The level of cytokine IFN-γ in serum was determined via ELISA on 17 and 34 dpv. The results, as shown in Figure 5B, indicated that on 17 dpv, there was a significant difference between groups 1 and 3 (p < 0.01), while no significant differences were found between group 1 and group 4 (p > 0.05), and compared to group 2, group 3 and group 4 also showed no difference (p > 0.05). Unexpectedly, the level of IFN-γ in group 3 was significantly higher than in group 4 (p < 0.05). Following the strength of immunization, the data on 34 dpv suggested that groups 3 and 4 were monumentally higher than groups 1 (p < 0.01) and 2 (p < 0.01). There was a significant difference between groups 3 and 4 (p < 0.05). The results showed that oral administration without the LTB adjuvant resulted in significantly higher levels of the Th1-associated cytokine IFN-γ.
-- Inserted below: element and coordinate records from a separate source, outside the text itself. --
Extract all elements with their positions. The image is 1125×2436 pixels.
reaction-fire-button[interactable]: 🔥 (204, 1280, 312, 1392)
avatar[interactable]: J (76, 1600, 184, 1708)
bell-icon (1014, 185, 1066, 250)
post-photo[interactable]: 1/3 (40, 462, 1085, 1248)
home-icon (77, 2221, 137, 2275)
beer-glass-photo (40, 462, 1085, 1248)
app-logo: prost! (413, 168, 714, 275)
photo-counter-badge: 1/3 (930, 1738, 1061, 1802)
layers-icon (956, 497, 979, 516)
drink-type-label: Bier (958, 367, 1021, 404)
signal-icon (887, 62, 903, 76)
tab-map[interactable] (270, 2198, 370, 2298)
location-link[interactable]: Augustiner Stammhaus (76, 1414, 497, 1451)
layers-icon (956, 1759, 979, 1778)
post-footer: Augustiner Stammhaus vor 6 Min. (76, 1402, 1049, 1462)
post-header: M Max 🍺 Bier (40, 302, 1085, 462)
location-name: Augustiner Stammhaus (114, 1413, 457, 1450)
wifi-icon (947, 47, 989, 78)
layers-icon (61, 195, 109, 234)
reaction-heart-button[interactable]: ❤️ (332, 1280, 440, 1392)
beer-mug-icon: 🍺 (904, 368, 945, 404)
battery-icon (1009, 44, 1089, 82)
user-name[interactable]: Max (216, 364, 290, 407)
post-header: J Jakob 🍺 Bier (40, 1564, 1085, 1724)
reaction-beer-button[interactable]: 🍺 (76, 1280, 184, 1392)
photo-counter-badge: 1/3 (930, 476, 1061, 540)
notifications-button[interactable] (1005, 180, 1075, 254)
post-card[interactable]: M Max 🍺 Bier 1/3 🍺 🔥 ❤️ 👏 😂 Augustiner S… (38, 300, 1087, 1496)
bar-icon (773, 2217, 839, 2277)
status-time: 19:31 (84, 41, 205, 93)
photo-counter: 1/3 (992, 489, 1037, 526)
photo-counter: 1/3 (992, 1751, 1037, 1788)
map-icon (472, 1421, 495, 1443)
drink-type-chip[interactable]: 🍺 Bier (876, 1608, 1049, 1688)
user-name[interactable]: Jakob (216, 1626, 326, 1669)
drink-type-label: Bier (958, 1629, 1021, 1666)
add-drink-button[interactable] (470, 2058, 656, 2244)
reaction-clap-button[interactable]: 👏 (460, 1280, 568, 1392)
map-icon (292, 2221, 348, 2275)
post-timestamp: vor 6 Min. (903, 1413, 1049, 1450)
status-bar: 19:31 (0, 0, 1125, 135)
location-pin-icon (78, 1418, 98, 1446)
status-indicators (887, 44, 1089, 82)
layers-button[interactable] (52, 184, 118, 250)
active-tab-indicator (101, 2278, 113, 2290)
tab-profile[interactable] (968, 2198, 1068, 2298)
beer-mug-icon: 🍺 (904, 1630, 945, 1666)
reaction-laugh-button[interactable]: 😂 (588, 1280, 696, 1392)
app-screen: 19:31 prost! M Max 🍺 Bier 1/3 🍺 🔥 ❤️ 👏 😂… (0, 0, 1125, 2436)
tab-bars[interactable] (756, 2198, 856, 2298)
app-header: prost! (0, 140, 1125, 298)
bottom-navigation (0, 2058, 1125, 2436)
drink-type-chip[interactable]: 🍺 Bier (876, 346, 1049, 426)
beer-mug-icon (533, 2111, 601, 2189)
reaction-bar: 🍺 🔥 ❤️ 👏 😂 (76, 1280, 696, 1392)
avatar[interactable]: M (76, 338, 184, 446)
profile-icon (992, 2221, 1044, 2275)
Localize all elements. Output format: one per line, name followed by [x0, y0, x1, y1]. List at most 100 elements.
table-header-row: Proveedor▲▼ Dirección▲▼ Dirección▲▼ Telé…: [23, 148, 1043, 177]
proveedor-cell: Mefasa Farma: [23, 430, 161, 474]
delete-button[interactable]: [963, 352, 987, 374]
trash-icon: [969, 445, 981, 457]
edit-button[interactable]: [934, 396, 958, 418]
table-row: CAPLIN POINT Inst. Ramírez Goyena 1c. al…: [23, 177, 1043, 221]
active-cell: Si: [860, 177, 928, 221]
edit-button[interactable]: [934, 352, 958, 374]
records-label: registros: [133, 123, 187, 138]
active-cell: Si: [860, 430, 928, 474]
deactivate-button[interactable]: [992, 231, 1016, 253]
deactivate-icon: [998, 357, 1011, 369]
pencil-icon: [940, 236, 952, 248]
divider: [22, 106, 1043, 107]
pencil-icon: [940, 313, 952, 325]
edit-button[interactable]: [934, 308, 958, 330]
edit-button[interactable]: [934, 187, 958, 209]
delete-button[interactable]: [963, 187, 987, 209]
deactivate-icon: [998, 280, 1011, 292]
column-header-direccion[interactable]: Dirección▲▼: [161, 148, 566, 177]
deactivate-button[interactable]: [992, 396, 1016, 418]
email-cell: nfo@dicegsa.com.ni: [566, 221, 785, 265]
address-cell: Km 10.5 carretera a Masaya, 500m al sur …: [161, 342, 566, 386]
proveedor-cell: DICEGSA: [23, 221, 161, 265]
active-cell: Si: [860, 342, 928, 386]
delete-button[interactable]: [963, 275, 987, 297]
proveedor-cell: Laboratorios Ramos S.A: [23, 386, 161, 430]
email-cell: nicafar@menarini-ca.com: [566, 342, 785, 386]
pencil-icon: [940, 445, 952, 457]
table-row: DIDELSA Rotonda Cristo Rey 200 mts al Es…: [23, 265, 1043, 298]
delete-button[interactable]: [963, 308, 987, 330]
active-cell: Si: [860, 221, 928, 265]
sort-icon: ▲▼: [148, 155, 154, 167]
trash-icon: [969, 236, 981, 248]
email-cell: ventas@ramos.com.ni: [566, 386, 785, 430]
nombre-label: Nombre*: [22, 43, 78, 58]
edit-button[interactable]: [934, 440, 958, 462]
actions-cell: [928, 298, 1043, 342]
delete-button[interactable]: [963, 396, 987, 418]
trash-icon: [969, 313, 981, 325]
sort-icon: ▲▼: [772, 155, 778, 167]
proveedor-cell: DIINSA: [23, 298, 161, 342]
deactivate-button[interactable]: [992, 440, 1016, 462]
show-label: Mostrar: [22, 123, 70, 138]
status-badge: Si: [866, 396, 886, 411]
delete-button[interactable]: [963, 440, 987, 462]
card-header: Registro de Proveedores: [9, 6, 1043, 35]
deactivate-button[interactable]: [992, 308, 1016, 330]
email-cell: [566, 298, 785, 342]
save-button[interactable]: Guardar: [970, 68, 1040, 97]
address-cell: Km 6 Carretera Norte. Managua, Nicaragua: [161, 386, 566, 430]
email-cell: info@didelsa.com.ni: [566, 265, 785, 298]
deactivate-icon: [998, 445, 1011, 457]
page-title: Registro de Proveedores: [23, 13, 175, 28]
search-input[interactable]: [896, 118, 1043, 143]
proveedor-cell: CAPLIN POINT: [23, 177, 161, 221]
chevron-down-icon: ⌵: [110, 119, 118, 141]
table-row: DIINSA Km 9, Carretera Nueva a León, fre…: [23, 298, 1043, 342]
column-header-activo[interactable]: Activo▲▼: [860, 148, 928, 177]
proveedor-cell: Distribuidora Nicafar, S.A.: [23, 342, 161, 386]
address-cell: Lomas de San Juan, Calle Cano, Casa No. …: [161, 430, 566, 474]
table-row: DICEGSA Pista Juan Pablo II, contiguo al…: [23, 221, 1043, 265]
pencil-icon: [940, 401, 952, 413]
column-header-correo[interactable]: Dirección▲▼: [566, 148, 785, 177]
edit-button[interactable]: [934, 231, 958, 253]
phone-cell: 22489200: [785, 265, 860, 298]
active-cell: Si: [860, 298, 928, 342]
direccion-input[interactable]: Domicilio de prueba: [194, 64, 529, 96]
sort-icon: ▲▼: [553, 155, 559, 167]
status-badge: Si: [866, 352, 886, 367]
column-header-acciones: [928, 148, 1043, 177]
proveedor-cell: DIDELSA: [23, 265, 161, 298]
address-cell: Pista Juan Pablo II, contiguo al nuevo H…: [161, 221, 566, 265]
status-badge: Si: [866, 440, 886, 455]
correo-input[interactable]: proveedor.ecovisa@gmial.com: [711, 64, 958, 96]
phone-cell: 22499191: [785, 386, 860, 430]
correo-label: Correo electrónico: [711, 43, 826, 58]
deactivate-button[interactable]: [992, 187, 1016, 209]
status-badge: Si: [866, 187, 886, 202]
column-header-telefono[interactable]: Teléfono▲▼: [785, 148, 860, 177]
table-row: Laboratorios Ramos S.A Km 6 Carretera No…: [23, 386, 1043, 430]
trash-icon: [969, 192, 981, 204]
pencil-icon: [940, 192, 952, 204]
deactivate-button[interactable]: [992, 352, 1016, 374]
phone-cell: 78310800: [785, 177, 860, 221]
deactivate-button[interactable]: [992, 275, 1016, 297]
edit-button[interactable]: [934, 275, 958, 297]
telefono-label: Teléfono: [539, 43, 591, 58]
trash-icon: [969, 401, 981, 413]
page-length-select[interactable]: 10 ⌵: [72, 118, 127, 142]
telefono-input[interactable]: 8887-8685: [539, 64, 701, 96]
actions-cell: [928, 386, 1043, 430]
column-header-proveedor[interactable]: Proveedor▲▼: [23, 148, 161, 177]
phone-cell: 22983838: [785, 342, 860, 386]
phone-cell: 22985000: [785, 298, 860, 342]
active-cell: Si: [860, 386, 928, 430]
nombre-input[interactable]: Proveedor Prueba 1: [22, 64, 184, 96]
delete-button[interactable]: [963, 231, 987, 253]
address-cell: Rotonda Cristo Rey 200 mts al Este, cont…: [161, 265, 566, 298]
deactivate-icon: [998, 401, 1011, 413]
The cell viability of splenocytes after the experiment was detected by the CCK-8 kit on 17 and 34 dpv. Only groups 2 and 4 (p < 0.05) showed significance in Figure 6 on 17 dpv. On 34 dpv, groups 3 and 4 were monumentally higher than groups 1 (p < 0.01) and 2 (p < 0.01), respectively, and there was a statistical difference between groups 3 and 4 (p < 0.01). These data demonstrated that immunization of rabbits with recombinant bacteria increased the percentage of splenocytes, indicating the activation of T cells in the rabbit model.